Comet 73P/Schwassman-Wachmann 3 broke up in 1995 and continued to fragment. Hubble took images of the fragmentation here in 2006. (Image via NASA/ ESA)

The meteors may be visible as Earth passes through the remains of a comet that split apart three decades ago and is still fragmenting.

It is predicted (but not a certainty) that this occurrence known as Tau Herculids will be visible in our night skies around 1 a.m. EDT on May 31.

The only way we will know is to look.

Fortunately for those us out that night, it will also be a new moon, so its brightness will not interfere with witnessing the event.

Still, visibility for the meteors is likely to be faint, so it really is a requirement to get far-far away from city lights and other sources of light pollution.

For myself, the plan is to go out at midnight to a dark sky site in the country and watch the skies using an adjustable lounge chair to keep comfortable. I will also be lathered in bug/tick spray and have a jacket in case of cool temps.

If you also find yourself outside waiting for the meteor storm, my advice is to use only a red color flashlight — to help preserve night vision.

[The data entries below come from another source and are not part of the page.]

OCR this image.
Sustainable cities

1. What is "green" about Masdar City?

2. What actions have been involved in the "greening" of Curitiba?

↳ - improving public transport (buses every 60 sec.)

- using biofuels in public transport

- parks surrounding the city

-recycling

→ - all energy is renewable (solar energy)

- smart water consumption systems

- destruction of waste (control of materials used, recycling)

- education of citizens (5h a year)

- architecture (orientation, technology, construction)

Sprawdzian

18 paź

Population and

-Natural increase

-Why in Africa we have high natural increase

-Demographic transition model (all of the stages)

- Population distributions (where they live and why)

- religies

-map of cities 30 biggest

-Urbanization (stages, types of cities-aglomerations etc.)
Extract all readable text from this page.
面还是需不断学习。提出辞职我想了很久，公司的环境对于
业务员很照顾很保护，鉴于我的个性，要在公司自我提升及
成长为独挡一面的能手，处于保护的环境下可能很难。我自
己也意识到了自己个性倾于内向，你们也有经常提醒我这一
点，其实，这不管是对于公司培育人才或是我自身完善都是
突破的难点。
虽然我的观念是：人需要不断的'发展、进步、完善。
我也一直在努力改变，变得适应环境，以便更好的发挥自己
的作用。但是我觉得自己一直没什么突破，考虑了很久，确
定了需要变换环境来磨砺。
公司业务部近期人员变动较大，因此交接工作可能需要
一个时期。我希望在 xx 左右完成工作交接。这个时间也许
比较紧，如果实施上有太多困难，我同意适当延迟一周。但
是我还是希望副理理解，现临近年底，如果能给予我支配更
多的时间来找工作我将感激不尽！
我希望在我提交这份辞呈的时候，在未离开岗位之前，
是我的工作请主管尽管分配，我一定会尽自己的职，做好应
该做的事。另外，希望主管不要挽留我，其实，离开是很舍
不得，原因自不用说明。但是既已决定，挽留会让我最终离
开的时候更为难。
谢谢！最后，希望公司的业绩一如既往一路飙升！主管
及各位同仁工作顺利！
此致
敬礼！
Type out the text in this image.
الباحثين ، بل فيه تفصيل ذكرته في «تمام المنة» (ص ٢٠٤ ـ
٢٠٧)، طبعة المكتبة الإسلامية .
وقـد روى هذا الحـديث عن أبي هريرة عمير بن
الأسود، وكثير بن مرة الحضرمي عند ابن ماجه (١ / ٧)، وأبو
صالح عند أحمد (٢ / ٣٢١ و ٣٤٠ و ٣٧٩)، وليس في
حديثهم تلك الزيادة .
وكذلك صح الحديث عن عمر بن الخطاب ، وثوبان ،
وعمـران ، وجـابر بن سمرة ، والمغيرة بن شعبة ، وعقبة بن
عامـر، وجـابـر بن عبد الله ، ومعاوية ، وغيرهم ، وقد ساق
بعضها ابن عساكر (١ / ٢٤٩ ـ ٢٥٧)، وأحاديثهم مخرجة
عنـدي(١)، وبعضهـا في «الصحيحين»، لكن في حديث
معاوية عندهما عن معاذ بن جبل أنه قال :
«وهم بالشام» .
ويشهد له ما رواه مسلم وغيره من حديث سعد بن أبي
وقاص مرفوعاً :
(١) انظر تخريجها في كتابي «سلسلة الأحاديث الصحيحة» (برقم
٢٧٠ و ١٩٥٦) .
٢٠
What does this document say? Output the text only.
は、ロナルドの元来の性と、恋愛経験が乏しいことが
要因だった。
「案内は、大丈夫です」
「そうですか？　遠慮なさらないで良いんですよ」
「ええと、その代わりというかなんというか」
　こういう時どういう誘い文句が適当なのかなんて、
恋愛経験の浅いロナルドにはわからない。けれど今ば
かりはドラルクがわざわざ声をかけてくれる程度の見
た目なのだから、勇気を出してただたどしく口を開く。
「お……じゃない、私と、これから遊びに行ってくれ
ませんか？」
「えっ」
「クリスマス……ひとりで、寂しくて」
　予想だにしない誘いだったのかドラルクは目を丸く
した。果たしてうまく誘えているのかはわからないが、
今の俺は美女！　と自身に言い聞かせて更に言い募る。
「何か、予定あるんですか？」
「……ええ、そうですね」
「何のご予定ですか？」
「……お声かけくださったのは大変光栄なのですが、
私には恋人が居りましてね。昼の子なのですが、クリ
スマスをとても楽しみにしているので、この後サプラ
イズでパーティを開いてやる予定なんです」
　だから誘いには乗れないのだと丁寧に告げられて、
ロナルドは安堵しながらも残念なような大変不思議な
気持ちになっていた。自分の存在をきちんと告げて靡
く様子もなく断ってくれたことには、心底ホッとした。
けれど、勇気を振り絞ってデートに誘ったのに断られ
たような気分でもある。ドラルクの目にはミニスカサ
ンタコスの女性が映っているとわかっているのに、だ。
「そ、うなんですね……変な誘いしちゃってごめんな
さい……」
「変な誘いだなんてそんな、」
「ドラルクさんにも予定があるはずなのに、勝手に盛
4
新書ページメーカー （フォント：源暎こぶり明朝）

As a point of reference, the bright orange star Arcturus is near the point in the sky where meteors should originate from. Nonetheless, you will want to be in a place where you can see as much of the sky as possible.

Use the bright star Arcturus as your guide in the sky as to where to look. You want to see as much of the sky as possible.
(Photo: American Meteor Society)

For photographers, mounting a camera that can take long exposures and has a wide-angle lens to a tripod may be your best chance to capture this event. Visibility in camera may be challenging, so don’t get too distracted with technical settings that you miss the actual meteors.

Bottom line: Fingers crossed, but this is a hit-or-miss sky event. We won’t know if the meteor storm happens unless we look. Any time spent under the stars is special and we might just get lucky to see a (likely) once-in-a-lifetime event.